In the past , we’ve written about the neglected cost of manual review and obvious verifications that just don’t exist. Both posts highlight the need to perform review efficiently. But what if you are just starting out and don’t know where to start, let alone doing it efficiently. Today, we are going to go back to the basics and look at how you can begin to set up your process of review.
1. Gather your information
The first step is to gather all the information you have on the specific transaction you want to review. You want to make sure you have all the order details, including name, phone number, email address, billing address, shipping address, etc. If you can get the IP address where the order was placed, that would be very helpful as well.
In addition, you want to make sure you have information related to method of shipping and products ordered.
2. Check your own positive/negative lists
Positive and negative lists are lists developed overtime based on your specific store and your customer base. As part of your business planning, you should analyze and figure out who your target customers are and who your actual customers are likely to be.
When you perform manual review, use your positive and negative lists to quickly weed out those already have a “prior record.” This step can often be automated during your screening process before manual review. It is good to perform this step as early as possible (whether automated or manual) to not to spend time on reviewing these transactions, since these are likely to be repeat customers or repeat offenders with specific characteristics. For those of you that get an email confirmation with order details, try searching your email archive for past orders placed with similar data like the IP address, email, or shipping address.
Positive and negative lists can be developed for many different pieces of data, or combination of data. For example, you might want to create a positive list of good repeat customers. This can include their names, emails, phone numbers, addresses (both billing and shipping). It’s up to you to determine what pieces need to match before you determine that you are comfortable enough to let the order be fulfilled.
Alternatively, if you find that certain users have abused you/your store repeated, put them on a negative list using identifying information such as IP address, name or email addresses. You might also want to develop a high risk shipping addresses to reject orders that are going to those high risk locations.
3. Dig deeper by looking for information out of place
A lot of times fraudsters try to make things look as real as possible to past review. In this step, you should keep that in mind and sound the alarm bell when something seems out of place. It is much easier to look for abnormalities when all the information you need in one place.
Use your common sense.
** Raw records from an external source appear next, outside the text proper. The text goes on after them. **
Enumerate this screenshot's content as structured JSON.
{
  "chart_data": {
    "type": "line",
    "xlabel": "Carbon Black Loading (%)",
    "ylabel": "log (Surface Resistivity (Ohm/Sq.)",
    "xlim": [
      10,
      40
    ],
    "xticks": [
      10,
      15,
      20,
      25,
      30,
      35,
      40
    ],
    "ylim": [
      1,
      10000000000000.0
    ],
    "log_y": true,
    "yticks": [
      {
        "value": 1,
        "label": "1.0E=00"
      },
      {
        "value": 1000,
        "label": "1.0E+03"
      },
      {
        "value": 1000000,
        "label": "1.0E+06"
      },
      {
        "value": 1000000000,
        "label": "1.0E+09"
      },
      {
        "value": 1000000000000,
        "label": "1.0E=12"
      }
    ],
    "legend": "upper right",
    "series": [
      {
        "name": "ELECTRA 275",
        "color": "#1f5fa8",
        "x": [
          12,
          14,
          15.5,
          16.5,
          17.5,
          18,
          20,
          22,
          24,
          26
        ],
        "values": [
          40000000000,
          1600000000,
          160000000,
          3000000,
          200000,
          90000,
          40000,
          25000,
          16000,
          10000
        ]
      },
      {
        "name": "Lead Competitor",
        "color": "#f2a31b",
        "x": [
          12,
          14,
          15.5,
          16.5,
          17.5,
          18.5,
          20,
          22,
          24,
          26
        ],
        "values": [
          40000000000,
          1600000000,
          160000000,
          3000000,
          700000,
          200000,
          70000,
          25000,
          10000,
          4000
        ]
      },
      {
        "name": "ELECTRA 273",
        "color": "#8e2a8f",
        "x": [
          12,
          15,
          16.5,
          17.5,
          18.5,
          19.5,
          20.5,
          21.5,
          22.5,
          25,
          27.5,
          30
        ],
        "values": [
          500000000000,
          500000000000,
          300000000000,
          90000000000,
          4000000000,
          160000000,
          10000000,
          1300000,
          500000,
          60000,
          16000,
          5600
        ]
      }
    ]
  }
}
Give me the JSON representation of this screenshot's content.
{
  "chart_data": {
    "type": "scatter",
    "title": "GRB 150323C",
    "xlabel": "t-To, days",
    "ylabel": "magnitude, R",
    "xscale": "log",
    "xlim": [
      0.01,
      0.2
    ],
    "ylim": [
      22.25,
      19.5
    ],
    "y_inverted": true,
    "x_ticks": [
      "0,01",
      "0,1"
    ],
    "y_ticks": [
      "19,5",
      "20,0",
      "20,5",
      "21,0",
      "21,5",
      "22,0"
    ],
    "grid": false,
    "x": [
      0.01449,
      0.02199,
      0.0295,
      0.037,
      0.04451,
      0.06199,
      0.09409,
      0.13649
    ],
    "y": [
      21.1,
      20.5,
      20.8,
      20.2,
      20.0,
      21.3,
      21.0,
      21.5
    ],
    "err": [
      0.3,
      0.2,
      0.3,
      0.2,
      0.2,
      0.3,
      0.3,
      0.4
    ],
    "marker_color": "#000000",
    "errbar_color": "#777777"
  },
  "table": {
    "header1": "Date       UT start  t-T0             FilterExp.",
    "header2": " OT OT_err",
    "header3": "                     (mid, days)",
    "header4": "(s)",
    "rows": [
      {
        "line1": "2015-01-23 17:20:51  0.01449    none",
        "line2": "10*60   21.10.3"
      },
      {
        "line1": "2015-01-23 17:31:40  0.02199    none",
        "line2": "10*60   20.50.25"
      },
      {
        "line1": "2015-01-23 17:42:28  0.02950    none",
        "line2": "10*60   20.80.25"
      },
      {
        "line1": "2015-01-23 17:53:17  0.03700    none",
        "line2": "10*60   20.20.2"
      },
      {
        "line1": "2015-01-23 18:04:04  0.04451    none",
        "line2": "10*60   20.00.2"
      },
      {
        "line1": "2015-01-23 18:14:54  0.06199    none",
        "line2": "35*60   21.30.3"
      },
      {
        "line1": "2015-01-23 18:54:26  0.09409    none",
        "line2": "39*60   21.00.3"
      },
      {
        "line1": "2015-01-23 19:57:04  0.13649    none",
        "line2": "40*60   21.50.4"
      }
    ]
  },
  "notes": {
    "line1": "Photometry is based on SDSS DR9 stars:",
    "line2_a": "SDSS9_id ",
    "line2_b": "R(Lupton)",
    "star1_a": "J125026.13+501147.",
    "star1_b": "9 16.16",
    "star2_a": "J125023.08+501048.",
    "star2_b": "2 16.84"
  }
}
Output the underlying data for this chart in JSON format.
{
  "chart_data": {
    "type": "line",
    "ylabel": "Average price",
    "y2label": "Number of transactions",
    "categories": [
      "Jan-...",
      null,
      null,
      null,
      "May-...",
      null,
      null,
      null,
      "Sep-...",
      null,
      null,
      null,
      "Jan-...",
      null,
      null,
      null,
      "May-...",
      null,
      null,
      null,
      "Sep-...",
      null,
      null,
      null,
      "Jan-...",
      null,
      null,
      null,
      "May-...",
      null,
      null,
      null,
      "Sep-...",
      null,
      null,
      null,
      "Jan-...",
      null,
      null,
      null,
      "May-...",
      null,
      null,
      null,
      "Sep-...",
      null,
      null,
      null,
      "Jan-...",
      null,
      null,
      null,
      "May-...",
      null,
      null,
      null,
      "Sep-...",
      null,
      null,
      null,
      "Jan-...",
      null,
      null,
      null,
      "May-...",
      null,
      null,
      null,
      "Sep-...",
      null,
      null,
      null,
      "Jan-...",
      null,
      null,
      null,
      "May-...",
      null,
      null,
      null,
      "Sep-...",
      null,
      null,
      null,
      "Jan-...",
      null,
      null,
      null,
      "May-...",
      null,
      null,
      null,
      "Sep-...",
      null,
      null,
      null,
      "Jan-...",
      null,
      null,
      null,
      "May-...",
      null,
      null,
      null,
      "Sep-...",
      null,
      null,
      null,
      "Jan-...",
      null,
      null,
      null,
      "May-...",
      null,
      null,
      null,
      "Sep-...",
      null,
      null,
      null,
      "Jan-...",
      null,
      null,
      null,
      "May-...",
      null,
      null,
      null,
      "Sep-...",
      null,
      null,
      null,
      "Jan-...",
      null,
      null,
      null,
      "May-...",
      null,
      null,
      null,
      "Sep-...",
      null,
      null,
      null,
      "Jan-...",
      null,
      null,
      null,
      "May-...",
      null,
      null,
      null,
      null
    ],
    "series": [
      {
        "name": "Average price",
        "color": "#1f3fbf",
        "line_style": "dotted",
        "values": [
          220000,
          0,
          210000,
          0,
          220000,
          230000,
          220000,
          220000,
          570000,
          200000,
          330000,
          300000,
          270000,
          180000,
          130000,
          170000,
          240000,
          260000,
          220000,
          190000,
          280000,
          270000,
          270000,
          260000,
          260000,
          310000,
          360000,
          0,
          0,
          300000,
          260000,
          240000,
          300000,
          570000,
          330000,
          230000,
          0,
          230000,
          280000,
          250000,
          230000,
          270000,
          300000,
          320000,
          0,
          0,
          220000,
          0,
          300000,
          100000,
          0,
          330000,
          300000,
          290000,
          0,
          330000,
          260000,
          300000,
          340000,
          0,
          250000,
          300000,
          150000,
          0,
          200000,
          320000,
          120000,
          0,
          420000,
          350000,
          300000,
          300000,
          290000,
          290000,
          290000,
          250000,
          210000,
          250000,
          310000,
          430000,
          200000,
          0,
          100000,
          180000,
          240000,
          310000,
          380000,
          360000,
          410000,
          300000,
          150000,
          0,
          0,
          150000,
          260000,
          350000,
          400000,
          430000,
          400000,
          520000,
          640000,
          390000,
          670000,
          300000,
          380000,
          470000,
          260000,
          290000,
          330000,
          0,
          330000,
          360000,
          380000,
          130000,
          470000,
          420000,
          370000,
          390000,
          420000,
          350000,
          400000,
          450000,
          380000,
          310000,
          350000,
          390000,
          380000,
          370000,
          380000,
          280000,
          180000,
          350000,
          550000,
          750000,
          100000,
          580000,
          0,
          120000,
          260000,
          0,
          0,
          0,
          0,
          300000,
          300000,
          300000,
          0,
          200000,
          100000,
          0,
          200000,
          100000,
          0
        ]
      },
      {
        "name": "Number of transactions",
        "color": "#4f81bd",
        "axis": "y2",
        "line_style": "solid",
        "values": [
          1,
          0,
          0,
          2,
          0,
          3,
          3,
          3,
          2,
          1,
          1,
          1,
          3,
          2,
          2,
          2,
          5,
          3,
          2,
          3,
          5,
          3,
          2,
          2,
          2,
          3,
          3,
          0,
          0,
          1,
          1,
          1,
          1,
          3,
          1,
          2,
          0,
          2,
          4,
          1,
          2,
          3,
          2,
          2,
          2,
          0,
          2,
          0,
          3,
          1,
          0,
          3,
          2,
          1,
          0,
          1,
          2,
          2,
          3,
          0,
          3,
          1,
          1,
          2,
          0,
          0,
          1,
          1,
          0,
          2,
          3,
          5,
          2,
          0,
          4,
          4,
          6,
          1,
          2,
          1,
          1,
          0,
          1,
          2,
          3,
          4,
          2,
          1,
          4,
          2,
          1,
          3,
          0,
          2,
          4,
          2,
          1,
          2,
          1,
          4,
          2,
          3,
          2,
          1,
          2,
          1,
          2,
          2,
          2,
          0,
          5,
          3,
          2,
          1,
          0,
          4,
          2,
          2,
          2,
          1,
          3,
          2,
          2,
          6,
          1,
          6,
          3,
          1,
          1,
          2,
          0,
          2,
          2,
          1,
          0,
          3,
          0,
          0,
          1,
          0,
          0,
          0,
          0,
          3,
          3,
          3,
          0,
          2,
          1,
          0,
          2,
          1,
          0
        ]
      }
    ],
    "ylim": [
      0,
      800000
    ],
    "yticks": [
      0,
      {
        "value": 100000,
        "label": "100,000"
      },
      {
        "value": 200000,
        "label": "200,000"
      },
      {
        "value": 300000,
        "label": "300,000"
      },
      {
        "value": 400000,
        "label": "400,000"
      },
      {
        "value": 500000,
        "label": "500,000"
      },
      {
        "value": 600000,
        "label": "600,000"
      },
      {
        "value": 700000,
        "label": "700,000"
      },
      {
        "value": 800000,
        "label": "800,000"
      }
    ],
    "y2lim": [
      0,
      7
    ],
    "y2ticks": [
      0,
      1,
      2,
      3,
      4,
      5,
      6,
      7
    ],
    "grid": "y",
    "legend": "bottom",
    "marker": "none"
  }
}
I cannot stress that one enough. Does it seem weird someone is shipping 20 laptops to a warehouse 3000 miles away? Or for same customer to make many repeat purchases within a very short period of time? Your experience with and knowledge of your customer will help you determine what is out of the ordinary. If you just opened your store and don’t have that much traffic and a very big order comes from overseas randomly, think if this makes sense.
This is also a good time to investigate and verify information. Do a IP lookup to see where the order was placed from. Look up the social profile using the email address given. The more information you get, the more comfortable/uncomfortable you will be to take the risk of fulfilling the order.
4. Don’t forget to cross reference
In step 3, you are looking up and using tools to look up additional information to verify an order. Don’t forget to cross reference all the information you have dug up. For example, if the person ordering products from you claims to be from Company X and you find that the IP belongs to Company X and the shipping address is going to Company X, then you should feel confident that this is unlikely to be a bad order.